The recent recession has been the most brutal since the Great Depression and has caused enormous hardship for many American families, as well as immense financial problems for governments around the world. As a result, it’s hard to see the downturn that began at the end of 2007 as anything but a catastrophe. With household incomes generally lower and poverty rates significantly higher than they were 10 years ago, it’s easy to feel that everything is falling apart. But amid the wreckage, there are some success stories that are vitally important for the recovery and the future prosperity of America.
The big winners of the recent Great Recession have been the largest U.S. corporations. This isn’t simply because they are greedy and rapacious, or because they can steamroller everything in their path. Rather, it reflects the fact that they are in a position to use the recession as a positive opportunity to restructure and become more efficient, while government, small businesses and most American households are forced by circumstances to play defense.
In every economic system, there have to be occasional corrective phases, where inefficient and uncompetitive businesses and services are eliminated, costs are lowered, and ground is cleared for new growth. But not every part of the economy is equally well positioned to do this. Government usually has to worry first about unemployment. It therefore tries to preserve current jobs and existing businesses, rather than focusing on restructuring government services to make them more effective or reforming social programs to lower their long-term costs. Most households and many small businesses give top priority to immediate concerns in a recession, because they have to respond to the short-term pain rather than the potential for long-term gain.
The organizations that have the resources to think about the future and position themselves accordingly are typically the largest corporations. Sure, some big companies have failed – most notably banks – but most have been able to take advantage of reduced labor costs and low interest rates to boost their productivity at the same time that they are strengthening their balance sheets. Consider the following:
Labor costs are down while productivity is up. The most recent data from the Bureau of Labor Statistics show that quarterly productivity in manufacturing rose 5%, while unit labor costs declined 5.1%. Basically, as companies shut down their least successful business operations, they are left with the most efficient and productive ones. Moreover, wages are not keeping pace with inflation right now. In fact, adjusted for inflation, they are down 2.3% from a year ago, the biggest such decline since 1948. The overall result is that companies are getting more from their workers without having to pay them more.

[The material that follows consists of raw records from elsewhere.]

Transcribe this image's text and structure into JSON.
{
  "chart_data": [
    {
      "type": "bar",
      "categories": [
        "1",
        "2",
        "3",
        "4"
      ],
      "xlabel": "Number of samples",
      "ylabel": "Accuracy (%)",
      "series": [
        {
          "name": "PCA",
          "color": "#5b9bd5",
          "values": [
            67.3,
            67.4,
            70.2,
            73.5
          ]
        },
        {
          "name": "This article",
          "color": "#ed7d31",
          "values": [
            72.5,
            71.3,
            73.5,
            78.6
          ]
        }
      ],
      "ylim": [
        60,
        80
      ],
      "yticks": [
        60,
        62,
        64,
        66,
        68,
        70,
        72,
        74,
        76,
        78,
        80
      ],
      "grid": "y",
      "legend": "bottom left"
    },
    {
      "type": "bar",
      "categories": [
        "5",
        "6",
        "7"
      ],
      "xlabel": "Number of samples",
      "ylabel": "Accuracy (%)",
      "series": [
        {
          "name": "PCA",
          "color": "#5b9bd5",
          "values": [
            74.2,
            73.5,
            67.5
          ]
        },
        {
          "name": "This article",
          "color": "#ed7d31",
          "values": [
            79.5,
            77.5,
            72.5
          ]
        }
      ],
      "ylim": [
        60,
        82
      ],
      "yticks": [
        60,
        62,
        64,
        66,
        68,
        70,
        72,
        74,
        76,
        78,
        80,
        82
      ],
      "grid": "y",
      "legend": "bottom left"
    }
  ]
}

Top companies are able to refinance their debt at low interest rates. The Federal Reserve’s policy of quantitative easing has made plenty of money available at low interest rates. Giant corporations with excellent credit ratings can therefore restructure their balance sheets any way they want – boosting cash on hand or locking in long-term borrowing exceptionally cheaply. As a result, the value of corporate balance sheets has risen by 28% since late 2009. Much of the needed refinancing has now been completed, although some companies, such as GM and Ford, still have big bond offerings coming up.
Money is rolling in. Higher productivity, moderate labor costs and restructured balance sheets combine to make companies more profitable. In fact, corporate profits are now at a peak in dollar terms and close to an all-time high as a percentage of GDP. Overall, profits have more than doubled since 2000, while stock prices are actually lower than they were 12 years ago. What that means is that lots of great stocks are now cheap by historical standards.
Corporate cash holdings are immense. Nonfinancial companies are taking in hundreds of billions of dollars more than they need to fund current operations. Total cash reserves at U.S. corporations total more than $2 trillion, close to a 50-year high in relative terms. Perhaps not surprisingly, some of the companies with lots more cash on hand than they need are paying ample dividends. Oil giant Chevron, with $20 billion in cash, now offers a 3.1% yield. Chipmaker Intel, with $15 billion, now pays 3.3%. And health-care conglomerate Johnson & Johnson, with $30 billion, yields 3.5%. (I give a longer list of companies that are likely to grow dividends here.)
In part, these huge cash reserves reflect the uncertainty corporate executives feel about whether to expand right now. Demand is still soft, government policy on taxes and regulations is confused, and risks of a currency collapse in Europe are impossible to gauge. As a result, many U.S. companies are simply hunkering down and hanging onto their money until the picture gets clearer.
There’s no guarantee, of course, that the U.S. economy will continue to get better. Recent small improvements could suddenly be reversed – for example, by upheaval in Europe that leads to a worldwide double-dip recession. But at least most U.S. businesses are in better shape than they were a couple of years ago. And once a sustainable recovery does get under way, the companies that have been able to make the most of the recession’s opportunities are likely to prosper in the years to come.